20. Emergency Updates. Section 3.3.7 of RFC 2870 provides:

3.3.7 A special procedure for emergency updates SHOULD be defined. Updates initiated by the emergency procedure SHOULD be made no later than 12 hours after notification.

In place of this provision, the Root Nameserver shall complete emergency updates within 4 hours of when notification is provided of the availability of the update.

21. Alternative Zone Update Method. Section 3.3.5 of RFC 2870 is an initial requirement. It provides:

3.3.8 In the advent of a critical network failure, each root server MUST have a method to update the root zone data via a medium which is delivered through an alternative, non-network, path.

To the extent feasible, the method must allow update on (or near) the same time schedule as the primary delivery mechanism.

22. Keeping of Statistics. Section 3.3.6 of RFC 2870 is an initial requirement. It provides:

3.3.9 Each root MUST keep global statistics on the amount and types of queries received/answered on a daily basis. These statistics must be made available to RSSAC and RSSAC sponsored researchers to help determine how to better deploy these machines more efficiently across the internet. Each root MAY collect data snapshots to help determine data points such as DNS query storms, significant implementation bugs, etc.

The lower-case instance of "must" in the second sentence is to be interpreted as if in ALL CAPITALS. The logs described in Section 3.2.6 of RFC 2870 (see item 14 above) MUST also be made available to RSSAC and researchers designated by RSSAC.
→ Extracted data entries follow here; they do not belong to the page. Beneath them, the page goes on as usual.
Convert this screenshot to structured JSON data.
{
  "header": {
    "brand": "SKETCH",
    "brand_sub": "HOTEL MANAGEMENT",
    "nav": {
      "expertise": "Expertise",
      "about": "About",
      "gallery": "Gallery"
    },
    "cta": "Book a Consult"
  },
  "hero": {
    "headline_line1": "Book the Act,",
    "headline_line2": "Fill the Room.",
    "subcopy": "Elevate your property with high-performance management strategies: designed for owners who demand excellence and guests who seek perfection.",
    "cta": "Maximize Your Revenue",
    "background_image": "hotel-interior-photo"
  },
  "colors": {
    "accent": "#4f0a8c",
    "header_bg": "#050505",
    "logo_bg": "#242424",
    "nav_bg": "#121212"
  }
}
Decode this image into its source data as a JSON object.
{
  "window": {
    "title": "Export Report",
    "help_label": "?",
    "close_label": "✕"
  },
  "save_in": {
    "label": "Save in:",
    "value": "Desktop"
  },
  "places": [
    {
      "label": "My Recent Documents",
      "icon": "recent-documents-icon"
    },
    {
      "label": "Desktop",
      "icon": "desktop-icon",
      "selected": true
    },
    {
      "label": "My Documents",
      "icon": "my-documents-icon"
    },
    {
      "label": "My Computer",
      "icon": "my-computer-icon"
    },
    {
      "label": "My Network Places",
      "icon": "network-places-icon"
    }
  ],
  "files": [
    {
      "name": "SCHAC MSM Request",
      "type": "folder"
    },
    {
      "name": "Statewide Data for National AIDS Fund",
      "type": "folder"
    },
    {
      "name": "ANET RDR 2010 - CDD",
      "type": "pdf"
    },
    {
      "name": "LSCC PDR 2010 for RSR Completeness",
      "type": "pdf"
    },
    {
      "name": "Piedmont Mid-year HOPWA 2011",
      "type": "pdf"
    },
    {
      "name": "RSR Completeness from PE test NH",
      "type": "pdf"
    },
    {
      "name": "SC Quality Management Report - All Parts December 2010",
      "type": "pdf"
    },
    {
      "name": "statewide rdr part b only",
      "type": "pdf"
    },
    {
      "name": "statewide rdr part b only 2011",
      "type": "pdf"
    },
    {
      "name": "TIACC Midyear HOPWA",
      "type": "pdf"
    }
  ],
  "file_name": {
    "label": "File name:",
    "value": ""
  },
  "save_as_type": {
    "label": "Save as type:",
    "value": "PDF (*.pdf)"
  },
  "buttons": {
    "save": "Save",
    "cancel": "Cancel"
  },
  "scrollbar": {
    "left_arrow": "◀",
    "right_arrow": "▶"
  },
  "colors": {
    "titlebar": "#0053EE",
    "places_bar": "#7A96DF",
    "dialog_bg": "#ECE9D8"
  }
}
23. Inter-Operator Communications. Sections 4.1, 4.2, and 4.3 provide:

4.1 Planned outages and other down times SHOULD be coordinated between root server operators to ensure that a significant number of the root servers are not all down at the same time. Preannouncement of planned outages also keeps other operators from wasting time wondering about any anomalies.

4.2 Root server operators SHOULD coordinate backup timing so that many servers are not off-line being backed up at the same time. Backups SHOULD be frequently transferred off site.

4.3 Root server operators SHOULD exchange log files, particularly as they relate to security, loading, and other significant events. This MAY be through a central log coordination point, or MAY be informal.

By use of the terms "SHOULD" and "MAY", these Sections do not establish any requirements.

24. Reporting to the IANA. Section 4.4 of RFC 2870 is an initial requirement. It provides:

4.4 Statistics as they concern usage rates, loading, and resource utilization SHOULD be exchanged between operators, and MUST be reported to the IANA for planning and reporting purposes.

25. 24/7 Service. Section 4.5 of RFC 2870 is an initial requirement. It provides:

4.5 Root name server administrative personnel MUST be available to provide service 24 hours a day, 7 days per week. On call personnel MAY be used to provide this service outside of normal working hours.

The 24-hour-per-day/7-day-per-week point of contact (Section D.6 of the MOU) need not have personal expertise in service procedures, but must be able to contact personnel with such expertise.